Man those are some nice jacks. After lookin at those pics and seeing how sunny it was today I kinda wish I had gone out today instead of yesterday and just DVR'd the playoff games today! Well done Capt.


----------



## Kevin B (Dec 3, 2012)

Congrats, nice catch.

Kevin


----------



## naclh2oDave (Apr 8, 2008)

Strong work Capt. Delynn. Something to be said for blind dropping using just gps positioning. You are the man! Trying for ours today.


----------



## k-p (Oct 7, 2009)

Capt Delynn, when you're half as down you're still 150% more than most...those are fine fish. Thanks for the post!


----------



## DAWGONIT (Jan 16, 2009)

Awesome pics, esp that Tile & Snowies!
Thanks for sharing.
Catch 'em up.


----------



## Captdroot (Jan 18, 2012)

Nice catch. Sounds like *all* those electronics simply prove the old adage, "Boats don't catch fish. Fisherman catch fish".

Hand an idiot a book full of just numbers and see what happens. Especially deep numbers. 

Happy New Year Capt Delynn, nice to see that you still have a job!
Good luck, calm seas, and stay safe.


----------



## Chris V (Oct 18, 2007)

Great report.

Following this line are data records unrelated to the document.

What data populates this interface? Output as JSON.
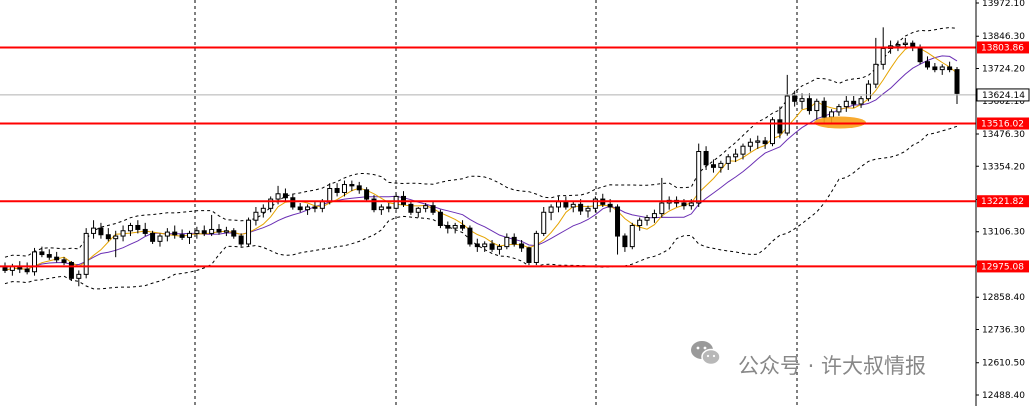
{
  "chart_data": {
    "type": "candlestick",
    "title": "",
    "xlabel": "",
    "ylabel": "",
    "ylim": [
      12440,
      13980
    ],
    "y_ticks": [
      "13972.10",
      "13846.30",
      "13724.20",
      "13602.10",
      "13476.30",
      "13354.20",
      "13228.40",
      "13106.30",
      "12980.50",
      "12858.40",
      "12736.30",
      "12610.50",
      "12488.40"
    ],
    "current_price": {
      "value": 13624.14,
      "label": "13624.14"
    },
    "levels": [
      {
        "value": 13803.86,
        "label": "13803.86"
      },
      {
        "value": 13516.02,
        "label": "13516.02"
      },
      {
        "value": 13221.82,
        "label": "13221.82"
      },
      {
        "value": 12975.08,
        "label": "12975.08"
      }
    ],
    "candles": [
      {
        "o": 12970,
        "h": 12990,
        "l": 12950,
        "c": 12960
      },
      {
        "o": 12960,
        "h": 12985,
        "l": 12940,
        "c": 12975
      },
      {
        "o": 12975,
        "h": 12995,
        "l": 12950,
        "c": 12965
      },
      {
        "o": 12965,
        "h": 12990,
        "l": 12945,
        "c": 12955
      },
      {
        "o": 12955,
        "h": 13045,
        "l": 12940,
        "c": 13030
      },
      {
        "o": 13030,
        "h": 13050,
        "l": 13010,
        "c": 13020
      },
      {
        "o": 13020,
        "h": 13040,
        "l": 13000,
        "c": 13010
      },
      {
        "o": 13010,
        "h": 13030,
        "l": 12990,
        "c": 13000
      },
      {
        "o": 13000,
        "h": 13010,
        "l": 12980,
        "c": 12990
      },
      {
        "o": 12990,
        "h": 12995,
        "l": 12920,
        "c": 12930
      },
      {
        "o": 12930,
        "h": 12960,
        "l": 12900,
        "c": 12945
      },
      {
        "o": 12945,
        "h": 13120,
        "l": 12930,
        "c": 13100
      },
      {
        "o": 13100,
        "h": 13150,
        "l": 13080,
        "c": 13120
      },
      {
        "o": 13120,
        "h": 13140,
        "l": 13080,
        "c": 13095
      },
      {
        "o": 13095,
        "h": 13120,
        "l": 13070,
        "c": 13080
      },
      {
        "o": 13080,
        "h": 13110,
        "l": 13010,
        "c": 13090
      },
      {
        "o": 13090,
        "h": 13130,
        "l": 13070,
        "c": 13110
      },
      {
        "o": 13110,
        "h": 13140,
        "l": 13090,
        "c": 13130
      },
      {
        "o": 13130,
        "h": 13150,
        "l": 13100,
        "c": 13115
      },
      {
        "o": 13115,
        "h": 13140,
        "l": 13090,
        "c": 13100
      },
      {
        "o": 13100,
        "h": 13110,
        "l": 13060,
        "c": 13070
      },
      {
        "o": 13070,
        "h": 13100,
        "l": 13050,
        "c": 13090
      },
      {
        "o": 13090,
        "h": 13120,
        "l": 13070,
        "c": 13105
      },
      {
        "o": 13105,
        "h": 13130,
        "l": 13080,
        "c": 13095
      },
      {
        "o": 13095,
        "h": 13115,
        "l": 13075,
        "c": 13085
      },
      {
        "o": 13085,
        "h": 13110,
        "l": 13060,
        "c": 13100
      },
      {
        "o": 13100,
        "h": 13125,
        "l": 13080,
        "c": 13110
      },
      {
        "o": 13110,
        "h": 13130,
        "l": 13090,
        "c": 13100
      },
      {
        "o": 13100,
        "h": 13170,
        "l": 13090,
        "c": 13115
      },
      {
        "o": 13115,
        "h": 13135,
        "l": 13095,
        "c": 13105
      },
      {
        "o": 13105,
        "h": 13125,
        "l": 13090,
        "c": 13110
      },
      {
        "o": 13110,
        "h": 13120,
        "l": 13080,
        "c": 13090
      },
      {
        "o": 13090,
        "h": 13100,
        "l": 13050,
        "c": 13060
      },
      {
        "o": 13060,
        "h": 13160,
        "l": 13050,
        "c": 13150
      },
      {
        "o": 13150,
        "h": 13200,
        "l": 13130,
        "c": 13180
      },
      {
        "o": 13180,
        "h": 13210,
        "l": 13160,
        "c": 13195
      },
      {
        "o": 13195,
        "h": 13240,
        "l": 13180,
        "c": 13230
      },
      {
        "o": 13230,
        "h": 13280,
        "l": 13210,
        "c": 13250
      },
      {
        "o": 13250,
        "h": 13270,
        "l": 13220,
        "c": 13235
      },
      {
        "o": 13235,
        "h": 13250,
        "l": 13190,
        "c": 13200
      },
      {
        "o": 13200,
        "h": 13215,
        "l": 13180,
        "c": 13190
      },
      {
        "o": 13190,
        "h": 13210,
        "l": 13170,
        "c": 13200
      },
      {
        "o": 13200,
        "h": 13220,
        "l": 13180,
        "c": 13195
      },
      {
        "o": 13195,
        "h": 13230,
        "l": 13180,
        "c": 13220
      },
      {
        "o": 13220,
        "h": 13290,
        "l": 13210,
        "c": 13270
      },
      {
        "o": 13270,
        "h": 13290,
        "l": 13240,
        "c": 13255
      },
      {
        "o": 13255,
        "h": 13300,
        "l": 13240,
        "c": 13285
      },
      {
        "o": 13285,
        "h": 13300,
        "l": 13260,
        "c": 13280
      },
      {
        "o": 13280,
        "h": 13295,
        "l": 13250,
        "c": 13265
      },
      {
        "o": 13265,
        "h": 13275,
        "l": 13220,
        "c": 13230
      },
      {
        "o": 13230,
        "h": 13245,
        "l": 13180,
        "c": 13190
      },
      {
        "o": 13190,
        "h": 13210,
        "l": 13170,
        "c": 13200
      },
      {
        "o": 13200,
        "h": 13215,
        "l": 13180,
        "c": 13195
      },
      {
        "o": 13195,
        "h": 13250,
        "l": 13190,
        "c": 13240
      },
      {
        "o": 13240,
        "h": 13260,
        "l": 13200,
        "c": 13210
      },
      {
        "o": 13210,
        "h": 13220,
        "l": 13170,
        "c": 13180
      },
      {
        "o": 13180,
        "h": 13200,
        "l": 13160,
        "c": 13195
      },
      {
        "o": 13195,
        "h": 13215,
        "l": 13180,
        "c": 13205
      },
      {
        "o": 13205,
        "h": 13220,
        "l": 13170,
        "c": 13180
      },
      {
        "o": 13180,
        "h": 13190,
        "l": 13120,
        "c": 13130
      },
      {
        "o": 13130,
        "h": 13145,
        "l": 13100,
        "c": 13120
      },
      {
        "o": 13120,
        "h": 13140,
        "l": 13100,
        "c": 13130
      },
      {
        "o": 13130,
        "h": 13150,
        "l": 13110,
        "c": 13120
      },
      {
        "o": 13120,
        "h": 13130,
        "l": 13050,
        "c": 13060
      },
      {
        "o": 13060,
        "h": 13080,
        "l": 13030,
        "c": 13050
      },
      {
        "o": 13050,
        "h": 13070,
        "l": 13030,
        "c": 13060
      },
      {
        "o": 13060,
        "h": 13075,
        "l": 13030,
        "c": 13040
      },
      {
        "o": 13040,
        "h": 13060,
        "l": 13020,
        "c": 13050
      },
      {
        "o": 13050,
        "h": 13100,
        "l": 13040,
        "c": 13085
      },
      {
        "o": 13085,
        "h": 13100,
        "l": 13050,
        "c": 13060
      },
      {
        "o": 13060,
        "h": 13075,
        "l": 13030,
        "c": 13045
      },
      {
        "o": 13045,
        "h": 13050,
        "l": 12980,
        "c": 12990
      },
      {
        "o": 12990,
        "h": 13110,
        "l": 12980,
        "c": 13100
      },
      {
        "o": 13100,
        "h": 13200,
        "l": 13090,
        "c": 13180
      },
      {
        "o": 13180,
        "h": 13210,
        "l": 13150,
        "c": 13200
      },
      {
        "o": 13200,
        "h": 13240,
        "l": 13180,
        "c": 13220
      },
      {
        "o": 13220,
        "h": 13240,
        "l": 13190,
        "c": 13200
      },
      {
        "o": 13200,
        "h": 13220,
        "l": 13180,
        "c": 13210
      },
      {
        "o": 13210,
        "h": 13230,
        "l": 13170,
        "c": 13185
      },
      {
        "o": 13185,
        "h": 13205,
        "l": 13160,
        "c": 13195
      },
      {
        "o": 13195,
        "h": 13240,
        "l": 13180,
        "c": 13230
      },
      {
        "o": 13230,
        "h": 13250,
        "l": 13200,
        "c": 13210
      },
      {
        "o": 13210,
        "h": 13230,
        "l": 13180,
        "c": 13200
      },
      {
        "o": 13200,
        "h": 13210,
        "l": 13020,
        "c": 13090
      },
      {
        "o": 13090,
        "h": 13100,
        "l": 13030,
        "c": 13050
      },
      {
        "o": 13050,
        "h": 13140,
        "l": 13040,
        "c": 13130
      },
      {
        "o": 13130,
        "h": 13160,
        "l": 13110,
        "c": 13150
      },
      {
        "o": 13150,
        "h": 13170,
        "l": 13130,
        "c": 13160
      },
      {
        "o": 13160,
        "h": 13190,
        "l": 13140,
        "c": 13175
      },
      {
        "o": 13175,
        "h": 13310,
        "l": 13160,
        "c": 13215
      },
      {
        "o": 13215,
        "h": 13240,
        "l": 13190,
        "c": 13225
      },
      {
        "o": 13225,
        "h": 13240,
        "l": 13200,
        "c": 13215
      },
      {
        "o": 13215,
        "h": 13230,
        "l": 13190,
        "c": 13205
      },
      {
        "o": 13205,
        "h": 13230,
        "l": 13190,
        "c": 13215
      },
      {
        "o": 13215,
        "h": 13440,
        "l": 13200,
        "c": 13410
      },
      {
        "o": 13410,
        "h": 13430,
        "l": 13340,
        "c": 13360
      },
      {
        "o": 13360,
        "h": 13380,
        "l": 13330,
        "c": 13350
      },
      {
        "o": 13350,
        "h": 13375,
        "l": 13330,
        "c": 13365
      },
      {
        "o": 13365,
        "h": 13400,
        "l": 13340,
        "c": 13390
      },
      {
        "o": 13390,
        "h": 13420,
        "l": 13370,
        "c": 13400
      },
      {
        "o": 13400,
        "h": 13440,
        "l": 13380,
        "c": 13430
      },
      {
        "o": 13430,
        "h": 13460,
        "l": 13410,
        "c": 13445
      },
      {
        "o": 13445,
        "h": 13470,
        "l": 13420,
        "c": 13450
      },
      {
        "o": 13450,
        "h": 13465,
        "l": 13420,
        "c": 13440
      },
      {
        "o": 13440,
        "h": 13540,
        "l": 13430,
        "c": 13530
      },
      {
        "o": 13530,
        "h": 13580,
        "l": 13460,
        "c": 13480
      },
      {
        "o": 13480,
        "h": 13700,
        "l": 13470,
        "c": 13620
      },
      {
        "o": 13620,
        "h": 13640,
        "l": 13580,
        "c": 13600
      },
      {
        "o": 13600,
        "h": 13630,
        "l": 13570,
        "c": 13610
      },
      {
        "o": 13610,
        "h": 13630,
        "l": 13550,
        "c": 13565
      },
      {
        "o": 13565,
        "h": 13610,
        "l": 13530,
        "c": 13600
      },
      {
        "o": 13600,
        "h": 13615,
        "l": 13520,
        "c": 13540
      },
      {
        "o": 13540,
        "h": 13570,
        "l": 13520,
        "c": 13560
      },
      {
        "o": 13560,
        "h": 13590,
        "l": 13545,
        "c": 13580
      },
      {
        "o": 13580,
        "h": 13620,
        "l": 13560,
        "c": 13600
      },
      {
        "o": 13600,
        "h": 13620,
        "l": 13575,
        "c": 13590
      },
      {
        "o": 13590,
        "h": 13620,
        "l": 13575,
        "c": 13610
      },
      {
        "o": 13610,
        "h": 13680,
        "l": 13600,
        "c": 13665
      },
      {
        "o": 13665,
        "h": 13840,
        "l": 13650,
        "c": 13740
      },
      {
        "o": 13740,
        "h": 13880,
        "l": 13720,
        "c": 13800
      },
      {
        "o": 13800,
        "h": 13830,
        "l": 13780,
        "c": 13810
      },
      {
        "o": 13810,
        "h": 13830,
        "l": 13790,
        "c": 13815
      },
      {
        "o": 13815,
        "h": 13840,
        "l": 13800,
        "c": 13820
      },
      {
        "o": 13820,
        "h": 13830,
        "l": 13790,
        "c": 13805
      },
      {
        "o": 13805,
        "h": 13815,
        "l": 13740,
        "c": 13750
      },
      {
        "o": 13750,
        "h": 13770,
        "l": 13720,
        "c": 13730
      },
      {
        "o": 13730,
        "h": 13745,
        "l": 13710,
        "c": 13720
      },
      {
        "o": 13720,
        "h": 13740,
        "l": 13700,
        "c": 13730
      },
      {
        "o": 13730,
        "h": 13750,
        "l": 13710,
        "c": 13720
      },
      {
        "o": 13720,
        "h": 13730,
        "l": 13590,
        "c": 13630
      }
    ]
  },
  "watermark": {
    "text": "公众号 · 许大叔情报",
    "icon": "wechat-icon"
  },
  "colors": {
    "level_line": "#ff0000",
    "level_label_bg": "#ff0000",
    "current_line": "#b0b0b0",
    "current_label_bg": "#ffffff",
    "ma_fast": "#e6a400",
    "ma_slow": "#6a2fb4",
    "bands": "#000000",
    "candle": "#000000",
    "highlight": "#f7a11a",
    "grid": "#000000",
    "watermark": "#888888"
  }
}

Sucks about the sounder but it looks like your numbers were pretty close!


----------



## JoeZ (Sep 30, 2007)

Dang.


----------



## lobsterman (Sep 30, 2007)

Very well done Captain.


----------



## Captain Jake Adams (Oct 3, 2007)

Is there anything that this man can't catch?! Great job Delynn as always


----------